What can you do if you cannot afford a professional mental health visit? Well, the whole point of today’s designation is to urge you to talk to someone, anyone. You can choose how much you share with friends of family, but talking to someone, at least reminds you that you are not alone. If you are worried about the mental health of someone you know and love, reach out to them today. Talking about mental health is a two-way street. Let your loved-one know there is no shame in addressing mental health concerns and let them know you are available to listen, and not judge, if they want to talk.
Research state and area mental health resources. Due to COVID, many states have set up websites with resources that are available to provide mental health advice, check-ins or counseling sessions for little to no cost, as part of their COVID pandemic response. Be aware though, unfortunately, many of the low-cost or free services have expired as states have opened up and reduced their pandemic mitigation services and have shifted limited financial assets to vaccine administration.
As part of my mental wellness regimen, I have begun to journal and spend more time in self-reflection. Writing about it can be as helpful as talking about it if you don’t feel comfortable talking to someone you can’t afford to pay. Also, being able to look back on journal entries, weeks or months later, can show us the progress we made/are making, even if we don’t feel like we’re getting anywhere.
What sorts of things could we think, write about? Well, I’ve been thinking about the things I’ve picked up from reading, training and studying those at the end of life. If we listen to those who are getting ready to die, they tell us the things they learned or wished they learned earlier in their lives. Finding peace of mind is often one important lesson they wish they had worked on more thoughtfully throughout their lives. The biggest issues that stand in our way facing our peace of mind is addressing of what we are afraid (especially if that fear is death), what is our truth or our true purpose, and how do we make ourselves and the world better? Spending time thinking about these questions every day can help us find where we need to make changes, which of those changes can be done on our own or with which issues we may need to seek professional help and assistance.
We can and should spend time reflecting on our mental state and wellbeing.

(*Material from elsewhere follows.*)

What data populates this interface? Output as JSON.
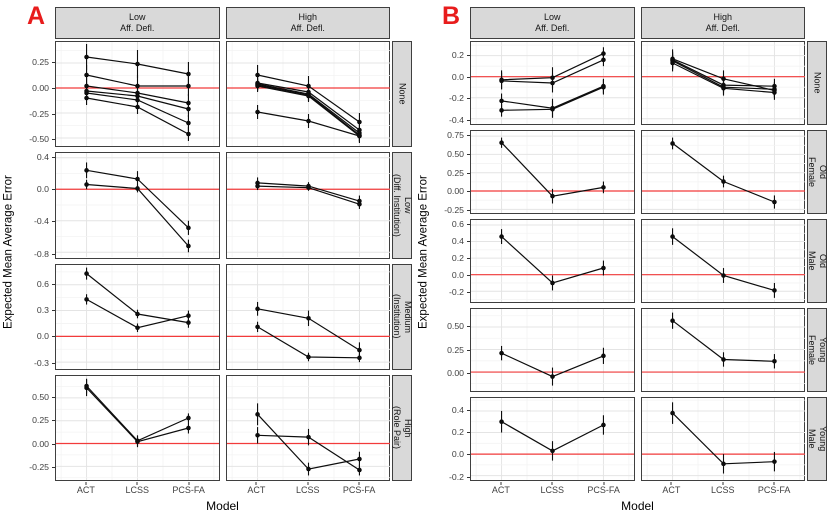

However, hormones, chemicals, untrue thoughts, beliefs, trauma and grief all interfere with us feeling, hearing and acknowledging the things that positively impact our mental well-being. Oftentimes, we need help from outside sources to quiet the noise of distractions and really focus on those things. There is no shame in recognizing that you need to reach out to get that help. I’m not a professional social worker, but I am trained in being present, so if doing that for you helps you get through another day and make a positive step forward in your mental health journey, I’m here for that. Please do not hesitate to reach out. I can be your friend, silent partner or coach. I also plan to share more detailed prompts and thoughts about finding peace of mind here as well. Just do not let another day go by without believing that you are important enough to care about your mental health, because I promise you are.